Sehubungan dengan hal ini, Syaikhul Islam Ibnu Taimiyah menegaskan, “Jika kamu tidak merasakan manisnya (iman) dan kelapangan (di dalam hati) ketika beramal salih, maka tuduhlah (curigailah) imanmu! Karena sesungguhnya Allah Subhanahu wa Ta’ala adalah asy-Syakur (Maha Mesyukuri/ Membalas perbuatan baik hamba-Nya dengan balasan yang sempurna), artinya, Dia pasti memberikan balasan bagi seorang hamba yang mengerjakan amal salih di dunia (dengan belasan) yang berupa kemanisan iman yang dirasakannya di dalam hati, keteguhan dan kelapangan dada, serta kesejukan dalam jiwa, maka ketika hamba tersebut tidak merasakan hal ini, berarti amalnya (imannya) disusupi (keburukan sehingga rusak).”14

Para ulama ahlus sunnah telah memaparkan dengan rinci manfaat dan faidah dari keimanan yang benar beserta buah-buahnya yang manis. Syaikh ‘Abdur Rahman as-Sa’di berkata, “Betapa banyak faidah dan buah dari keimanan yang benar, untuk kebahagiaan dan kebaikan hidup bagi jiwa dan raga seorang hamba, di dunia dan akhirat. Betapa banyak yang dihasilkan oleh pohon iman ini berupa buah-buah yang ranum, lezat dan terus ada. Faidahnya pun tidak terbatas dan kebaikannya tidak terhingga.

Kesimpulannya, semua kebaikan di dunia dan akhirat, serta penjagaan dari segala keburukan adalah termasuk buah-buah manis dari pohon iman.”15 Berikut ini pemaparan tentang buah-buah manis pohon iman dengan lebih rinci, sebagaimana yang diterangkan oleh para ulama ahlus sunnah, di antaranya,

1- Meraih kewalian dari Allah Subhanahu wa Ta’ala (menjadi wali/kekasih Allah Subhanahu wa Ta’ala) yang khusus, inilah perkara terbesar yang dikejar oleh hamba-hamba Allah yang bertakwa.

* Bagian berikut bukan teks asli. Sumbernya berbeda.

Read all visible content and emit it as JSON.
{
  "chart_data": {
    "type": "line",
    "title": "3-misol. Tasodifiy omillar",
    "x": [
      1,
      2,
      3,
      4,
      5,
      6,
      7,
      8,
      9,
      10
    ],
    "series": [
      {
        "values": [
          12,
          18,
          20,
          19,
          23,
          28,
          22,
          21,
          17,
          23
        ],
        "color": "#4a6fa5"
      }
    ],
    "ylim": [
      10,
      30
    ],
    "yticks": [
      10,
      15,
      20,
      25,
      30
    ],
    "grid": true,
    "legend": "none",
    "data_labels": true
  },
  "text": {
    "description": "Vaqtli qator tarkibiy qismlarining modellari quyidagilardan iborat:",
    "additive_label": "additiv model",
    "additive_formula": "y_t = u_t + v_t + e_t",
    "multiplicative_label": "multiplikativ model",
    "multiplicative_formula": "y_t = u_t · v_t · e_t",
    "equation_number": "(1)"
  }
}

Allah Subhanahu wa Ta’ala berfirman,

أَلا إِنَّ أَوْلِيَاءَ اللَّهِ لا خَوْفٌ عَلَيْهِمْ وَلا هُمْ يَحْزَنُونَ. الَّذِينَ آمَنُوا وَكَانُوا يَتَّقُونَ

Ketahuilah, sesungguhnya wali-wali Allah itu, tidak ada kekhawatiran terhadap mereka dan tidak (pula) mereka bersedih hati, (mereka adalah) orang-orang yang beriman (dengan benar) dan selalu bertaqwa (kepada-Nya) (QS Yunus: 62-63).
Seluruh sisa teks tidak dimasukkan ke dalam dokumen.